Holt v. Hanley
Citation | 149 S.W. 1,245 Mo. 352 |
Parties | MARY E. HOLT, Appellant, v. O. T. HANLEY |
Decision Date | 11 July 1912 |
Court | United States State Supreme Court of Missouri |
Appeal from Audrain Circuit Court. -- Hon. James D. Barnett, Judge.
Reversed and remanded.
Fry & Rodgers for appellant.
(1) When dower once attaches the husband cannot by any act or omission defeat it. Davis v. Green, 102 Mo. 180; R S. 1909, Sec. 358. (2) The widow is entitled to dower subject to a vendor's lien. The land was not sold under or to enforce the vendor's lien. It was sold under the execution on the judgment against Holt on the accounts, and on the order of the court "so as to vest perfect title in the purchaser," the amount of the vendor's lien was ordered paid first out of the proceeds of the sale. Where the vendee of land has taken possession and paid part of purchase money, although no deed has passed, he has such interest as will make his vendor stand seized to his use; and after his death and sale by his administrator, his widow will have dower in the land, subject perhaps, to contribution of her proportion of amount paid by the administrator in satisfaction of vendor's lien. Hart v. Logan, 49 Mo. 47; Duke v. Brandt, 51 Mo. 221; Jones v Bragg, 33 Mo. 337; Atkinson v. Stewart, 46 Mo 510; Atkinson v. Angert, 46 Mo. 515; Thomas v. Hesse, 34 Mo. 13; Sweaney v. Mallory, 62 Mo. 485; Casteil v. Potter, 176 Mo. 76; Chrisman v. Linderman, 202 Mo. 605.
Robertson & Robertson for respondent.
(1) The appellant having failed to save an exception to the overruling of her motion for a new trial is precluded from an examination of any question except such as may appear upon the face of the record proper. Casler v. Chase, 160 Mo. 418; Hoffman v. Trust Co., 150 Mo. 520; Sicher v. Ramboseck, 193 Mo. 113; Wilbrandt v. Light Co., 135 Mo.App. 220; Serrano v. Railroad, 131 S.W. 371. The appellant makes no point on the record proper and her whole complaint is directed against such matters as are preserved within the bill of exceptions and having saved no exception to the overruling of the motion for new trial, the judgment should be affirmed. (2) The purchase price of the land not having been paid by plaintiff's husband to C. B. Rodes and there having been a judgment of foreclosure under the vendor's lien for the purchase price, the plaintiff can have no dower in the lands. Jones v. Bragg, 33 Mo. 337; Hart v. Logan, 49 Mo. 47; Duke v. Brandt, 51 Mo. 221; 14 Cyc. 948, 949, 917 (3); Fountaine v. Bank, 57 Mo. 552; 10 Am. & Eng. Ency. Law (2 Ed.), 137, 140; Bennett v.
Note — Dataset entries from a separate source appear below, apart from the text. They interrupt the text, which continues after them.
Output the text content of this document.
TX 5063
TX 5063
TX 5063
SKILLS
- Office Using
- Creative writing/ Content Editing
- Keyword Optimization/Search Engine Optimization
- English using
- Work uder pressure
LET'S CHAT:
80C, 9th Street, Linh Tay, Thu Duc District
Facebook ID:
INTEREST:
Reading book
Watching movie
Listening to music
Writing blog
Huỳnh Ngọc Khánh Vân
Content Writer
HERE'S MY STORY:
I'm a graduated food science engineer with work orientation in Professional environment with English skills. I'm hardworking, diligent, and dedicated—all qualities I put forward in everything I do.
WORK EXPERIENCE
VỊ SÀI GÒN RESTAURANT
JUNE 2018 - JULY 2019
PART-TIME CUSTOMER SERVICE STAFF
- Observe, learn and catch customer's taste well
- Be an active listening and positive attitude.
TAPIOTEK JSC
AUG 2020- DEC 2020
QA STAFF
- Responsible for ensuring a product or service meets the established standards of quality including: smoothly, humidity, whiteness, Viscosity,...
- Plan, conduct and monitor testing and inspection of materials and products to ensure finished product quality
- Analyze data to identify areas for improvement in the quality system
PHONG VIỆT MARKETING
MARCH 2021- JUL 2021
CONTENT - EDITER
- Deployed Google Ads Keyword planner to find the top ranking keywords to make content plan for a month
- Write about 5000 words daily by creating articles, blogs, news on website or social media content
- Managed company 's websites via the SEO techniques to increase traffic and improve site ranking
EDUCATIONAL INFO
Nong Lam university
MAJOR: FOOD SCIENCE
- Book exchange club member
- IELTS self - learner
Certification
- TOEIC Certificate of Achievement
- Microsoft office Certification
Shipley, 82 Mo. 448.
This action was instituted to the September term, 1907, of the Audrain Circuit Court, for the admeasurement of dower in the east half of the northeast quarter, and the east half of the west half of the northeast quarter, of section four, in township fifty-two of range ten in said county.
The petition states, in substance, that the plaintiff was lawfully married to S.W. Holt on the twentieth day of August, 1865, and lived with him as his wife until his death, which occurred April 28, 1907. That he died seized of an estate of inheritance in said real estate, and that she thereby became lawfully entitled to the possession of an undivided one-third part thereof as her reasonable dower therein. That defendant afterward entered into the premises and wrongfully deforced her thereof, and unlawfully withholds the same from her, after demand therefor, to her damage in the sum of $ 500. That the monthly value of the rents and profits of her dower is fifty dollars. She asks for the admeasurement of her dower and for damages as aforesaid and for general relief.
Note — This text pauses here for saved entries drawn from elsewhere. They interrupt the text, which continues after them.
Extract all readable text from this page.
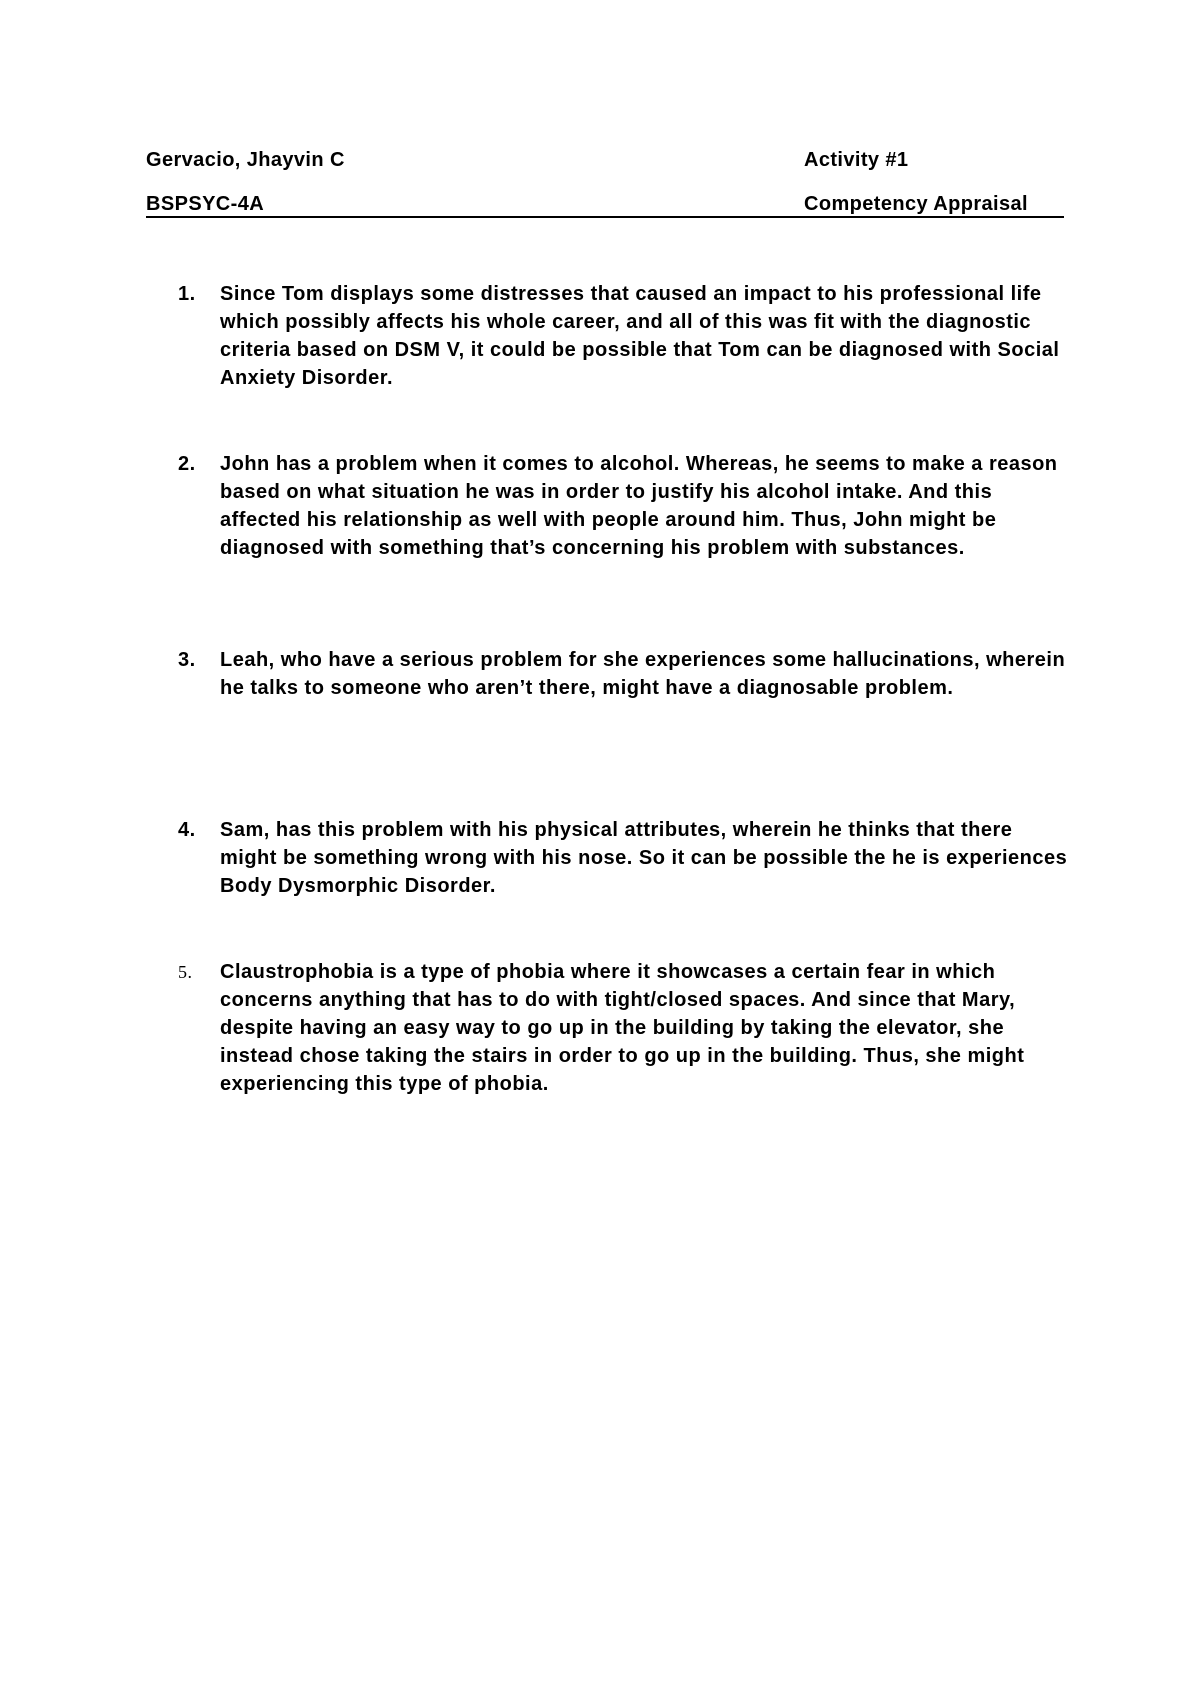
Gervacio, Jhayvin C	Activity #1
BSPSYC-4A	Competency Appraisal
1.	Since Tom displays some distresses that caused an impact to his professional life which possibly affects his whole career, and all of this was fit with the diagnostic criteria based on DSM V, it could be possible that Tom can be diagnosed with Social Anxiety Disorder.
2.	John has a problem when it comes to alcohol. Whereas, he seems to make a reason based on what situation he was in order to justify his alcohol intake. And this affected his relationship as well with people around him. Thus, John might be diagnosed with something that’s concerning his problem with substances.
3.	Leah, who have a serious problem for she experiences some hallucinations, wherein he talks to someone who aren’t there, might have a diagnosable problem.
4.	Sam, has this problem with his physical attributes, wherein he thinks that there might be something wrong with his nose. So it can be possible the he is experiences Body Dysmorphic Disorder.
5.	Claustrophobia is a type of phobia where it showcases a certain fear in which concerns anything that has to do with tight/closed spaces. And since that Mary, despite having an easy way to go up in the building by taking the elevator, she instead chose taking the stairs in order to go up in the building. Thus, she might experiencing this type of phobia.
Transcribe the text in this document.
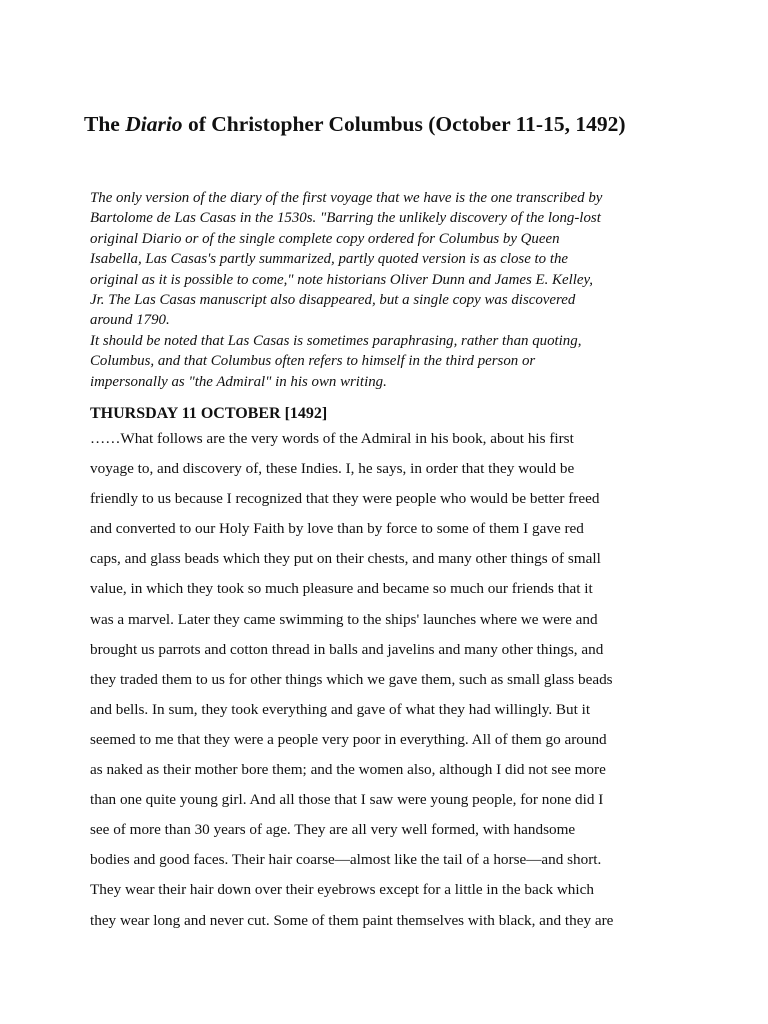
The Diario of Christopher Columbus (October 11-15, 1492)
The only version of the diary of the first voyage that we have is the one transcribed by
Bartolome de Las Casas in the 1530s. "Barring the unlikely discovery of the long-lost
original Diario or of the single complete copy ordered for Columbus by Queen
Isabella, Las Casas's partly summarized, partly quoted version is as close to the
original as it is possible to come," note historians Oliver Dunn and James E. Kelley,
Jr. The Las Casas manuscript also disappeared, but a single copy was discovered
around 1790.
It should be noted that Las Casas is sometimes paraphrasing, rather than quoting,
Columbus, and that Columbus often refers to himself in the third person or
impersonally as "the Admiral" in his own writing.
THURSDAY 11 OCTOBER [1492]
……What follows are the very words of the Admiral in his book, about his first
voyage to, and discovery of, these Indies. I, he says, in order that they would be
friendly to us because I recognized that they were people who would be better freed
and converted to our Holy Faith by love than by force to some of them I gave red
caps, and glass beads which they put on their chests, and many other things of small
value, in which they took so much pleasure and became so much our friends that it
was a marvel. Later they came swimming to the ships' launches where we were and
brought us parrots and cotton thread in balls and javelins and many other things, and
they traded them to us for other things which we gave them, such as small glass beads
and bells. In sum, they took everything and gave of what they had willingly. But it
seemed to me that they were a people very poor in everything. All of them go around
as naked as their mother bore them; and the women also, although I did not see more
than one quite young girl. And all those that I saw were young people, for none did I
see of more than 30 years of age. They are all very well formed, with handsome
bodies and good faces. Their hair coarse—almost like the tail of a horse—and short.
They wear their hair down over their eyebrows except for a little in the back which
they wear long and never cut. Some of them paint themselves with black, and they are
The answer so far as applicable to the issues in this case is as follows:
The plaintiff replied by general denial, and the cause went to trial. A jury was waived, and the court, after hearing the evidence, found the issues for defendant and entered judgment accordingly, from which this appeal was taken.
The plaintiff in due time filed her motion for a new trial which was overruled by the court. No exception was taken by her to this ruling. She filed in due time her bill of exceptions, setting out the evidence and other proceedings at the trial.
No exception was taken by the plaintiff to the action of the court in overruling the motion for a new trial. No rule of practice is more firmly established in this State than that all matters of exception must be presented for re-examination in the motion for a new trial, and exception taken, and preserved in a bill of exceptions, to the final action of the court thereon, to authorize their examination upon appeal or writ of error. Our examination of the errors complained of in this case must therefore be confined to such as appear upon the record proper. [Sicher v. Rambousek, 193 Mo. 113, 128, 91 S.W. 68, and cases cited.]